Share

Tidak Berubah

Benar dugaan dokter pribadi Abraham, kandungan Indah sangat lemah. Bahkan, dokter rumah sakit yang menangani Indah tidak yakin janinnya akan bertahan. Semua itu tergantung dengan Indah-nya. Banyak sekali aktivitas yang tidak diperbolehkan, makanan yang harus dikonsumsi dengan sangat teliti, juga lingkungan yang mendukung.

Lingkungan yang dimaksud dokter adalah lingkungan keluarga. Indah tidak boleh merasa tertekan. Artinya, baik Dhananjaya selaku suaminya ataupun orang lain yang berada di rumah, harus ikut menjaga kandungannya.
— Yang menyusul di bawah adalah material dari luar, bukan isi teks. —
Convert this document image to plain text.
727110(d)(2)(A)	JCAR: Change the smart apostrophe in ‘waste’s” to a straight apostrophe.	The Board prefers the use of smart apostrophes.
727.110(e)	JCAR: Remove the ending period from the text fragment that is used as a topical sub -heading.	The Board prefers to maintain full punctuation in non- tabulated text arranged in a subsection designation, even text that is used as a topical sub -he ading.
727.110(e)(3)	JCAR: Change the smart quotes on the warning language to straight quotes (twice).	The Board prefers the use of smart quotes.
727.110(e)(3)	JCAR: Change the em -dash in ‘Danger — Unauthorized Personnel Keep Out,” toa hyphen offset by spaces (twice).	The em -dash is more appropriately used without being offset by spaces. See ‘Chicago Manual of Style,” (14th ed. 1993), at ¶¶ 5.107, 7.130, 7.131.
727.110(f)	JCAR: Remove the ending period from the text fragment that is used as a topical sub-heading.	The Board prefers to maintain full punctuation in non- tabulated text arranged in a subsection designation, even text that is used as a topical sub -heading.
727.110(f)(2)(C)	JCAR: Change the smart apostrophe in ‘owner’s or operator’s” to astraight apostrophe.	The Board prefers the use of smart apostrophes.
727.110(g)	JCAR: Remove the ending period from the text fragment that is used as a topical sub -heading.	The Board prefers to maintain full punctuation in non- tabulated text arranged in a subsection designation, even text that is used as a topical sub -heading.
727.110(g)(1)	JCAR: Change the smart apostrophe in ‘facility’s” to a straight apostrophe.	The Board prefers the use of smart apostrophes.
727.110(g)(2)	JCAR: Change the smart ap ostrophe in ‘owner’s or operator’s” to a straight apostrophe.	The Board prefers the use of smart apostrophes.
Kebanyakan wanita akan mudah sensitif di saat mengandung. Bukan hanya itu, untuk berhubungan suami istri, dokter juga memberi pesan agar melakukannya dengan sangat hati-hati.

“Jay?” Seseorang memanggil Dhananjaya saat hendak keluar dari rumah sakit.

Sontak, Dhananjaya dan Indah menghentikan langkahnya, menoleh ke asal suara yang menampilkan seorang pria berpakaian dokter. Pria itu tersenyum ramah sambil menghampiri, jauh berbeda dari wajah Dhananjaya yang tetap dingin tanpa ekpresi.

Indah sedikit menjauh dari Dhananjaya, khawatir pria itu adalah teman sang suami. Indah hanya tidak ingin dunia tahu bahwa Dhananjaya memiliki istri seperti dirinya yang sangat tidak pantas. Namun, pria itu bukanlah orang lain melainkan kakak sepupu Dhananjaya, Rega Abraham.

“Apa yang kamu lakukan di sini?” Rega terlihat bingung.

“Memeriksakan kandungan Indah,” jawab Dhananjaya apa adanya.

“Selamat untukmu, Jay.” Rega mengangguk senang, lalu mengulurkan tangannya ke arah Indah. “Rega.”

Indah mengangkat wajahnya, terkejut dengan sikap Rega yang jauh berbeda dari Abraham lainnya. Pria itu ingin berkenalan? Tak ingin membuat Rega menunggu, akhirnya ia membalas jabatan tangannya. “Indah.”

“Selamat untuk kalian berdua. Aku permisi.” Rega lalu pergi.

Tanpa berniat untuk menggenggam tangan Indah atau sekadar mengajaknya, Dhananjaya langsung melanjutkan langkahnya untuk keluar dari rumah sakit. Namun, langkahnya kian memelan saat Indah melangkah sangat pelan.

“Ada apa?” Dhananjaya terpaksa berhenti.

“Pak Jay duluan saja.” Indah tetap menunduk seraya memegangi kepalanya.

“Kepalamu pusing?” tanya Dhananjaya yang mendapat anggukkan dari Indah.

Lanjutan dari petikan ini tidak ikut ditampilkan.